The waiter and the owners at S'Agapo were impressed by the quantity of the food we ordered as well as by our particular choices. And I was impressed by the quality of just about everything we ordered, as was everyone else in the party, including one Greek-American, if that counts for anything.
S'Agapo is a laid back, friendly, family-run Cretan restaurant in Astoria, Queens (where you'll find New York's largest concentration of Greek restaurants). It's somewhat more upscale than most of the local competition, but a steal compared to high-end Manhattan Greek eateries like Molyvos or Periyali for food that's of near or equal quality, and, I think, with more character.
While the many of the dishes served at S'Agapo can be found at other Greek restaurants, there are noticeable differences, perhaps due in part to geography, Crete being, I believe, the southernmost part of Greece. A mixed dips plate featured some of the usual suspects like tzatziki (yogurt/cucumber) and taramasalata (carp roe spread), some Cretan specialties like parsley, red pepper, and grape leaf dips, an olive tapenade, and hummus, which I don't usually associate with Greek menus. The freshness and variety of flavors was breathtaking, but my favorite spread was one we ordered separately, made from fava beans with wonderfully aromatic olive oil. I found the gigantes (large white beans) and the dolmades (stuffed grape leaves), common on most Greek menus, much less exciting, though only in relation to the stars of the meal.
Small fried cheese pies, described as raviolis on the menu (I forget the Greek name), were served with honey, apparently another Cretan tradition.

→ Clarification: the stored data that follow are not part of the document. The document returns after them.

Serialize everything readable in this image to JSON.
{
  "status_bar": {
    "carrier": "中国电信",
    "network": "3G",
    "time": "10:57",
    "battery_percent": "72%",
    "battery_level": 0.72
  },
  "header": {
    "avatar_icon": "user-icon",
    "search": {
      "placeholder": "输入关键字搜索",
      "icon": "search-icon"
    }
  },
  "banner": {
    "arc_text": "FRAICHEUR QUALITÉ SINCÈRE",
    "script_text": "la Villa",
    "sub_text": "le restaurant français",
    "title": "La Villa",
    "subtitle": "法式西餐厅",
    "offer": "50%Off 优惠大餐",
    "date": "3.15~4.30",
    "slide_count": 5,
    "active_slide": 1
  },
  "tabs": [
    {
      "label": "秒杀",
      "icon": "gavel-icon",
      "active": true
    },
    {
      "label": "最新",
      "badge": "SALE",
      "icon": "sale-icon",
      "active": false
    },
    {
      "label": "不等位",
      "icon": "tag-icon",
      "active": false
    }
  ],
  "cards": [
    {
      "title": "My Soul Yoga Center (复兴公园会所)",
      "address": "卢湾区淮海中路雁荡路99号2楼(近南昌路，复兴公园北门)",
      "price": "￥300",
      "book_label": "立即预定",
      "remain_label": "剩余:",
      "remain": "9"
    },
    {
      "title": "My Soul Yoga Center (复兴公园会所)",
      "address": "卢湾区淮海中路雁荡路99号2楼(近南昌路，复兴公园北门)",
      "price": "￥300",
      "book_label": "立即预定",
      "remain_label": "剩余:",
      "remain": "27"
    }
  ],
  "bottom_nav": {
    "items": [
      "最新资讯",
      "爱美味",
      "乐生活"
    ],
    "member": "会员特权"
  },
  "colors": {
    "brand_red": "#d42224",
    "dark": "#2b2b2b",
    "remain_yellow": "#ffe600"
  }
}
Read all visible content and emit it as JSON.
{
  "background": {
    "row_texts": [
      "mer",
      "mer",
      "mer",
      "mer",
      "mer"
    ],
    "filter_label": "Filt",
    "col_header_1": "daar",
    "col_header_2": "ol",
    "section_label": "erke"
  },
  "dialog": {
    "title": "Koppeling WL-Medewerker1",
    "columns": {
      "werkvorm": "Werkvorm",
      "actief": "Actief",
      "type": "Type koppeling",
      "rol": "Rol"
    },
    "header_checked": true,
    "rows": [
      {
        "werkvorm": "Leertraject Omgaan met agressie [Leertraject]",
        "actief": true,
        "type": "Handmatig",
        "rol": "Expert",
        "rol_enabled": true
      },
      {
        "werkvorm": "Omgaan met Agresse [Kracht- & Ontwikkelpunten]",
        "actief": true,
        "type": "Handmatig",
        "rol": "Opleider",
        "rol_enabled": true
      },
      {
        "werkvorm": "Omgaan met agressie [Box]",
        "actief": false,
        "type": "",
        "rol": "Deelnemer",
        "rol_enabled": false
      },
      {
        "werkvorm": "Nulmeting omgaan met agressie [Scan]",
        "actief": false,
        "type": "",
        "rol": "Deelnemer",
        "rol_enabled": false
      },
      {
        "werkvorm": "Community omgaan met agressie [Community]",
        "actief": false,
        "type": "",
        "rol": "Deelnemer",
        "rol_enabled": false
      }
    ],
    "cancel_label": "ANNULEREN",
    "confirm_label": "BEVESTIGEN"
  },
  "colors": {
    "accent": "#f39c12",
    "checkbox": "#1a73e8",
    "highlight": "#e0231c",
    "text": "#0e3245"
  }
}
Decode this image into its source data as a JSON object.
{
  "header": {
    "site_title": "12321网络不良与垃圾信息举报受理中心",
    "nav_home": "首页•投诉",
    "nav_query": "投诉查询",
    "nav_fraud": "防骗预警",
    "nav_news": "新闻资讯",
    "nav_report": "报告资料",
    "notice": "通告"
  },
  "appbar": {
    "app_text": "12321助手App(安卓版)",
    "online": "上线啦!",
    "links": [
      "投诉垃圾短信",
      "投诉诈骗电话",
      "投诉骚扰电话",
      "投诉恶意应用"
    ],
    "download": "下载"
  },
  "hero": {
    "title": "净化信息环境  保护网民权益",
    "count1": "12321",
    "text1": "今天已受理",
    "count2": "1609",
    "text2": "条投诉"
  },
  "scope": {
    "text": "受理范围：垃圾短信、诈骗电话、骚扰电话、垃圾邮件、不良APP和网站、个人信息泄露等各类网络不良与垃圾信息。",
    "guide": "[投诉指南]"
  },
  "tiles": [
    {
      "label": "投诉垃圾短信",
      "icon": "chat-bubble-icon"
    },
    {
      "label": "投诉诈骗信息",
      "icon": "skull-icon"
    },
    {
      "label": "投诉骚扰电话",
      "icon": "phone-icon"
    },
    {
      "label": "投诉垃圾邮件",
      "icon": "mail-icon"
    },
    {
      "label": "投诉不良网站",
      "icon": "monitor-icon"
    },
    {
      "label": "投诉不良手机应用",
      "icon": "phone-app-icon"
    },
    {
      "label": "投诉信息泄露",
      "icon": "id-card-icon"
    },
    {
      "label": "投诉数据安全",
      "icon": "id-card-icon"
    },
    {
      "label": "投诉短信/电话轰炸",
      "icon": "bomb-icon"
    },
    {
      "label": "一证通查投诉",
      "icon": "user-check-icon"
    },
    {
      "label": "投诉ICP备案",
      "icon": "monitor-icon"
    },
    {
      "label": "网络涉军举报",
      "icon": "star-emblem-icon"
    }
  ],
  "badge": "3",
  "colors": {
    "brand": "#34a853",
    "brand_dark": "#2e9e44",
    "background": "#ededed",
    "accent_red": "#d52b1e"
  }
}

The menu includes several varieties of saganaki (melted sharp (and usually, I believe, sheep) cheese), and we had a version with portabella mushroom. We accepted a recommendation for an off-menu special of flat green beans with potatoes, which were delightfully seasoned with a dill-leaning herb mix.
My favorite among the meat items we ordered was leg of lamb chunks cooked with white wine. We also had some excellent loukaniko (sausage) and keftedes (officially meatballs, but actually grilled patties at S'Agapo). The grilled octopus was quite good too. The quail were somewhat disappointing, though, not nearly at the level of the quail I fell for at Amazing 66 in Chinatown, and arranged helter skelter on the plate.
We certainly could have done without dessert, but that didn't stop us from ordering the cream cake (the waiter's recommendation) and a galaktoboureko (custard pie, and a particular favorite of mine). On top of those, we were comped with a plate of cookies.
I mentioned Periyali and Molyvos above. I've been to Periyali once and found it rather disappointing. I've been to Molyvos once and found the food fabulous and the service impeccable, but to be honest I prefer the homey atmosphere of S'Agapo. And, as I also mentioned above, it's plenty more affordable.